Tech News Roundup — July 11, 2026 (PM)

The big story this afternoon is Microsoft cutting a large chunk of id Software’s staff and John Carmack’s pointed response — once again gaming is where Microsoft’s cost-cutting is bleeding loudest. On the OS side, Windows 11 picked up a meaningful recovery feature in Cloud rebuild. The Linux world had a busy day too: kernel 7.3-rc3, an LLVM LFI sandboxing target, KDE landing more Plasma 6.8 work, and Mesa’s Rusticl driver flipping Arm Mali on by default. VeraCrypt got a Pplware how-to, Renault showed off a robot-heavy Douai plant, and The Verge ran its usual mix of policy, food RPGs and tiny repair kits.
Microsoft
- Windows 11 gains a “Cloud rebuild” recovery path. Microsoft’s newest addition to the Windows recovery toolkit lets users reinstall the OS straight from the cloud without a USB stick or the usual dance through WinRE. It sits alongside Reset this PC and System Restore rather than replacing them — meant as a faster, less manual fallback when the local install is beyond repair.
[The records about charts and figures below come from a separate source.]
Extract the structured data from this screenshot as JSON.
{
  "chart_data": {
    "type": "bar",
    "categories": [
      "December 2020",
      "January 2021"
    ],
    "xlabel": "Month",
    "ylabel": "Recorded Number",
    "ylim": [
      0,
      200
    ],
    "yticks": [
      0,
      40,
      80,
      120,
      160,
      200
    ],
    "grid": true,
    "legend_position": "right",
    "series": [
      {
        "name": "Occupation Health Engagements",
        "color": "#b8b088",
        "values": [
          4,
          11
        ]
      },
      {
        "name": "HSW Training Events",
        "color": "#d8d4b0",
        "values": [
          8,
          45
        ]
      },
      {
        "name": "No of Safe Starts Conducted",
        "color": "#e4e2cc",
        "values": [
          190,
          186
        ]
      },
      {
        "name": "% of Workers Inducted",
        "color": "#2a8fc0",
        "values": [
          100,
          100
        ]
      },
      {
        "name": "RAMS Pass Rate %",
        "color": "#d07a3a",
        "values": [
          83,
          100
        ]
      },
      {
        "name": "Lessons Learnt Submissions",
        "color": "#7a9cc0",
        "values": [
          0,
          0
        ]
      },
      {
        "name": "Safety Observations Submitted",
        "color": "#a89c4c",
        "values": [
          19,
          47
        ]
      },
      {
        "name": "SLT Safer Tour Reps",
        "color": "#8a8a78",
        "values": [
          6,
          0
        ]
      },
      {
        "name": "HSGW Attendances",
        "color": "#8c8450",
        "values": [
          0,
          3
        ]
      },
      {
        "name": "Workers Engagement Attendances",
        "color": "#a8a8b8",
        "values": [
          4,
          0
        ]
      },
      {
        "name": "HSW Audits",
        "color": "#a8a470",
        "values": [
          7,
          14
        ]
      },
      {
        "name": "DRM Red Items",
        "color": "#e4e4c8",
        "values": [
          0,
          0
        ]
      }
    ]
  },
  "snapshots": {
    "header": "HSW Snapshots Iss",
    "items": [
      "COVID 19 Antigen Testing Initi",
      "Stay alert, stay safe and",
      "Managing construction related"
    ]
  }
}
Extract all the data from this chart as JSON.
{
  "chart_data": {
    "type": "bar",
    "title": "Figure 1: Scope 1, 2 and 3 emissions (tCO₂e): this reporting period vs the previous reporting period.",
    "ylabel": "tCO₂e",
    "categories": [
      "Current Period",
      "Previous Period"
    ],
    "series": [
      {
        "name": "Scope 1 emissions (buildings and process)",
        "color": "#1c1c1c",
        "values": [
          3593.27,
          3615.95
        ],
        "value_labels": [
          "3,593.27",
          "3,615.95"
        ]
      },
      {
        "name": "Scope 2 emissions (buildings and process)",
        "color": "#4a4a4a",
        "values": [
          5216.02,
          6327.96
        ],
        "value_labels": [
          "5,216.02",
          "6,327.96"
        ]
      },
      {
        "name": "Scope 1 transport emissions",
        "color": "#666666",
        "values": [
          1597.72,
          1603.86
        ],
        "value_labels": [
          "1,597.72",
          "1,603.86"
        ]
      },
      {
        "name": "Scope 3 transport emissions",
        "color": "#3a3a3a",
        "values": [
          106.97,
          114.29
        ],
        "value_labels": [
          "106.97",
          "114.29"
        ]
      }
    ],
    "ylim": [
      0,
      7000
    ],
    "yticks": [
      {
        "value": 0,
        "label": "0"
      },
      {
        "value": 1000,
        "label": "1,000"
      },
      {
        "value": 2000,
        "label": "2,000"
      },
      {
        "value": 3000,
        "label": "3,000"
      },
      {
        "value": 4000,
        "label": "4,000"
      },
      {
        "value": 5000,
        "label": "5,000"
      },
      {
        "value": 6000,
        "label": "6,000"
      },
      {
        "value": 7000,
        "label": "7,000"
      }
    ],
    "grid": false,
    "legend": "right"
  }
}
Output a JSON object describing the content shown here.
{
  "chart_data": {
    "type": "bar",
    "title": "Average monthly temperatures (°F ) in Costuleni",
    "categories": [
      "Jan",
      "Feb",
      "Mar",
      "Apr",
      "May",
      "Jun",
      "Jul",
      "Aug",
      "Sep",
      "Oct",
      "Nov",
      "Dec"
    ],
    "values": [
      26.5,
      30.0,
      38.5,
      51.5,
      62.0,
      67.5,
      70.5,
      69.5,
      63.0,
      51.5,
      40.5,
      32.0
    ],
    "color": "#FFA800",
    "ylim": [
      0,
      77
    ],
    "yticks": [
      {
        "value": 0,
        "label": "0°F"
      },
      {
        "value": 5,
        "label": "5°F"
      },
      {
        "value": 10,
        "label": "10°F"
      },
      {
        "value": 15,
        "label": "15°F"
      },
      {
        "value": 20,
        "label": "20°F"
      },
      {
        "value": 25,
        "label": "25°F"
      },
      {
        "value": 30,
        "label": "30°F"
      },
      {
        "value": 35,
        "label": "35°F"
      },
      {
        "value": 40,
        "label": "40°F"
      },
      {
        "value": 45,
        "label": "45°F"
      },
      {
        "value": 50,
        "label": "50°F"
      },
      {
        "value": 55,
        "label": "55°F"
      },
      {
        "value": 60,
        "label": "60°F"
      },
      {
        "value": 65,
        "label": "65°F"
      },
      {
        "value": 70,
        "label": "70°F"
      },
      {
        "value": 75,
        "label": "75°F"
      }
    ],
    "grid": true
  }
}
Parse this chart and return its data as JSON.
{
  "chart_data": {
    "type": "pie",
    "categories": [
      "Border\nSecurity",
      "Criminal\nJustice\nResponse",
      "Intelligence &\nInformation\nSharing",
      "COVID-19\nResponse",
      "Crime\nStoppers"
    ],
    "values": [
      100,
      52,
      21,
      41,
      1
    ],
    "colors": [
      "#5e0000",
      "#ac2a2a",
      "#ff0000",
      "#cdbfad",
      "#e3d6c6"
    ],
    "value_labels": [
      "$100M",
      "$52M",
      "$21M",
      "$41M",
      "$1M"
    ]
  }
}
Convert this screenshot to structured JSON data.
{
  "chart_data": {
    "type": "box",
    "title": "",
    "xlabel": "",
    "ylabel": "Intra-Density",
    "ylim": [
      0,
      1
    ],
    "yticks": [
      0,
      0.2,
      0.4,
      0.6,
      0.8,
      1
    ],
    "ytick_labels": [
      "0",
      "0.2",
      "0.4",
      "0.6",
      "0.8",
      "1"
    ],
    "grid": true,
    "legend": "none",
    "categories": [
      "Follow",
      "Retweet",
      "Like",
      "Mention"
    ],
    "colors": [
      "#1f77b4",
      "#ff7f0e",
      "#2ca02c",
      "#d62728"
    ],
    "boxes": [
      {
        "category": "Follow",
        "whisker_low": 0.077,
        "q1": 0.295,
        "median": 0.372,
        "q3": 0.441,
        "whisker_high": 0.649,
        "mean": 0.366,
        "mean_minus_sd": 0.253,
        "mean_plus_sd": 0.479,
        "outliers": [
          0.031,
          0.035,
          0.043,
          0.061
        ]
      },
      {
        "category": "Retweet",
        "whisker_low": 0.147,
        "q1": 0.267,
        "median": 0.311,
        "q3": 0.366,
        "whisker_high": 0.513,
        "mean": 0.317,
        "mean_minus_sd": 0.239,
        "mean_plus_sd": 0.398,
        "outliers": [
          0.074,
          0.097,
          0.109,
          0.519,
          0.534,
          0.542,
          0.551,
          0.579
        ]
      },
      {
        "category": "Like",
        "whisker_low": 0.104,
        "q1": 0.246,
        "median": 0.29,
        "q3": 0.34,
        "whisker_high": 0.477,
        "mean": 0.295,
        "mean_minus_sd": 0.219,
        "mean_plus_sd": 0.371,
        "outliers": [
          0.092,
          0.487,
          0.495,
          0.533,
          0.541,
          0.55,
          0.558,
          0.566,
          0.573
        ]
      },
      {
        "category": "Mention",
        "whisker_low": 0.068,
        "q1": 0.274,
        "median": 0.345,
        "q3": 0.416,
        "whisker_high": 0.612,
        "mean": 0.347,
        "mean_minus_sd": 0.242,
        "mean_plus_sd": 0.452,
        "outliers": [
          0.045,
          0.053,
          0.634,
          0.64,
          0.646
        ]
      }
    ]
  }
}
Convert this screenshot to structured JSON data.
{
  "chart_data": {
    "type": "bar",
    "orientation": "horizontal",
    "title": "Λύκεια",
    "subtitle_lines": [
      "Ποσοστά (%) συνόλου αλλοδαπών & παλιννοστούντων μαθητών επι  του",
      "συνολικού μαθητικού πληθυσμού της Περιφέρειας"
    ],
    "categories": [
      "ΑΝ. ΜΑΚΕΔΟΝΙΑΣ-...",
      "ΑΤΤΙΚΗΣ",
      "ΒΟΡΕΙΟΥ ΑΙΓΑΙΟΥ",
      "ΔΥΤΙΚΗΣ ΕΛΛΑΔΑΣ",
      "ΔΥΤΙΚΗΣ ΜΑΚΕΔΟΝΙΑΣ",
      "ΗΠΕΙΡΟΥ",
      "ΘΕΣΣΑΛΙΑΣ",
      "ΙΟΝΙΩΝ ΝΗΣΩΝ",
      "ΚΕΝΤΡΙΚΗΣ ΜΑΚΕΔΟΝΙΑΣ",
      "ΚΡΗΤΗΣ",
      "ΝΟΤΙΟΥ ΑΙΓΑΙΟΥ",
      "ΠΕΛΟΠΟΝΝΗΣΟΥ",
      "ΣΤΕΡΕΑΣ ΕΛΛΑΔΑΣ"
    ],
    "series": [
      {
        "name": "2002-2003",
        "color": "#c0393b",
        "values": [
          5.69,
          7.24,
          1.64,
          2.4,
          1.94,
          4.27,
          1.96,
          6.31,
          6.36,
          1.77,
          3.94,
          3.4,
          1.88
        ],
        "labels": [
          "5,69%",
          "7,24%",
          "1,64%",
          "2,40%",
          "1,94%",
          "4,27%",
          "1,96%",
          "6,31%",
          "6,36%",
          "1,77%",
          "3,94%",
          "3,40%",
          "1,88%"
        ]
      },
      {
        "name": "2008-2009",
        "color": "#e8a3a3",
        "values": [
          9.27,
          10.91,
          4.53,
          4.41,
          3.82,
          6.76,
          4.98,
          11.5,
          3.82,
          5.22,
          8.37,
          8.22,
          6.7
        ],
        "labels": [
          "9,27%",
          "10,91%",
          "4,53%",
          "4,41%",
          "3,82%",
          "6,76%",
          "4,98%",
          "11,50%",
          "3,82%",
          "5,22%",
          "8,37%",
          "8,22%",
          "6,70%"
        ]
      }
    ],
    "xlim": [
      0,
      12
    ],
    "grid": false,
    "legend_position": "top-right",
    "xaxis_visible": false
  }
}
Windows Central

Gaming
- Microsoft lays off more of id Software; Carmack’s response stings. A large portion of the studio behind DOOM, Wolfenstein and Quake was cut in Microsoft’s latest round, and John Carmack — who helped build id from the ground up — publicly weighed in with comments that landed hard with longtime fans. The layoff is worse than initially reported: id is now a notably smaller team inside Xbox. Windows Central
Linux & Open Source
- Linux 7.3-rc3 ships a multi-GPU display detection fix. Linus’s weekly x86 fixes pull-up went out ahead of Sunday’s rc3 cut, with one notable change improving display detection on some multi-GPU setups where the kernel was previously picking the wrong output as primary. Phoronix

LLVM merges the x86 LFI sandboxing target. Stanford’s Lightweight Fault Isolation work has been upstreamed for x86/x86_64, mirroring what landed earlier for AArch64 — efficient, native in-process sandboxing for code that should not be trusted with full process privileges. Phoronix
KDE keeps landing Plasma 6.8 work. More Spectacle and audio-stack features went in this week as the 6.8 cycle builds toward release, with KDE developers using the summer to push through outstanding polish items. Phoronix
Mesa’s Rusticl enables Arm Mali Panfrost by default. An Arm engineer’s upstream change flips the Panfrost Gallium3D driver on for the Rusticl OpenCL driver, meaning Mali users now get Rusticl acceleration without manual configuration. Phoronix
Security/CVE
- Pplware walks through a hidden VeraCrypt volume on Windows. A practical Portuguese-language tutorial on creating a “secret, secure” hidden zone inside an existing VeraCrypt container — useful for readers who want plausible-deniability encrypted storage on a PC disk. Pplware
Hardware
- Inside Renault’s Douai plant: robots running the line. Pplware visited the French factory to see how Renault is using robotics to reshape automotive production, with the Douai site standing in for the wider automation push across the group’s European plants. Pplware
In Brief
- Disney+ reportedly weighs a free tier to compete with YouTube. Rumours out of the streaming market suggest Disney is considering an ad-supported free subscription as a way to broaden reach against YouTube’s free-with-ads model. [Pplware]
- Verge op-ed: “ICE are heavily armed killers. They’re also huge losers.” TC Sottek on the federal immigration-enforcement posture and the two stories converging around it this fortnight. [The Verge]
- A “tasty RPG” you’ll want to play on an empty stomach. Andrew Webster reviews Dosa Divas, the food-forward roleplayer that leans into the excess the genre is known for. [The Verge]
- The perfect kit for all your tiny repairs. Installer No. 135 spotlights the iFixit toolkit and other small-repair essentials. [The Verge]
Roundup compiled from the TTRSS Tech feed. 12 articles from 4 sources (Phoronix, Windows Central, Pplware, The Verge) summarised.